Dans les années trente en crise, le vocable se retourne de plus en plus contre les artistes étrangers, juifs en particulier. La voix des contempteurs, prétendant haut et fort défendre un « art français » contre « les juifs et les métèques », porte plus que jamais. Parmi eux, outre Vanderpyl, se situe Raymond Escholier, journaliste critique d’art et conservateur de musée. En 1938, alors qu’il est conservateur du Petit-Palais, il publie un ouvrage sur La Peinture française au XXe siècle dont le quotidien d’extrême droite L’Action français, reprend à son compte les propos antisémites :
« L'une des caractéristiques de l'École de Paris aura été l'essor de la peinture juive, peinture inquiète, anxieuse, tourmentée. »

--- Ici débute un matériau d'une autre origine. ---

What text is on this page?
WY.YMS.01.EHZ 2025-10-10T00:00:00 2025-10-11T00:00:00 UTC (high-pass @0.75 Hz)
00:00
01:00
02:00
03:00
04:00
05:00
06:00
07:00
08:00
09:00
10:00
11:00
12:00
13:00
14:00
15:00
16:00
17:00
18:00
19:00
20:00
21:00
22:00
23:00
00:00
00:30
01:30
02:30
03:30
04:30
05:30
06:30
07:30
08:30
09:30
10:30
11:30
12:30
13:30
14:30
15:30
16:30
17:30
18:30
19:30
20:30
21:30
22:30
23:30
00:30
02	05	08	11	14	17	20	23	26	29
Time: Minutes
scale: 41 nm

Cela va également se manifester par la séparation de plus en plus tangible, dans les salons et dans des institutions muséales, entre « artistes français » et « artistes étrangers », signe d’un repli national de plus en plus frileux.
Pendant la Seconde Guerre mondiale, loin de ces années « folles » et cosmopolites, on assiste à des expositions de peinture « exclusivement française » et à la mise au pilori des artistes juifs et étrangers, dont une partie se cache, et une autre, d’abord emprisonnée en France (au Camp de Mille notamment), mourra dans les camps ou les centres de mise à mort nazis. 40% des artistes juifs de l’École de Paris ne survivront pas à la guerre.
Au sortir du second conflit mondial, des conservateurs issus de la Résistance, comme Jean Cassou, nommé à la tête du nouveau Musée d’art moderne, rompront avec cette vision xénophobe et antisémite de l’art en France. Et, en 1964, Malraux fera entrer Chagall à l’Opéra de Paris.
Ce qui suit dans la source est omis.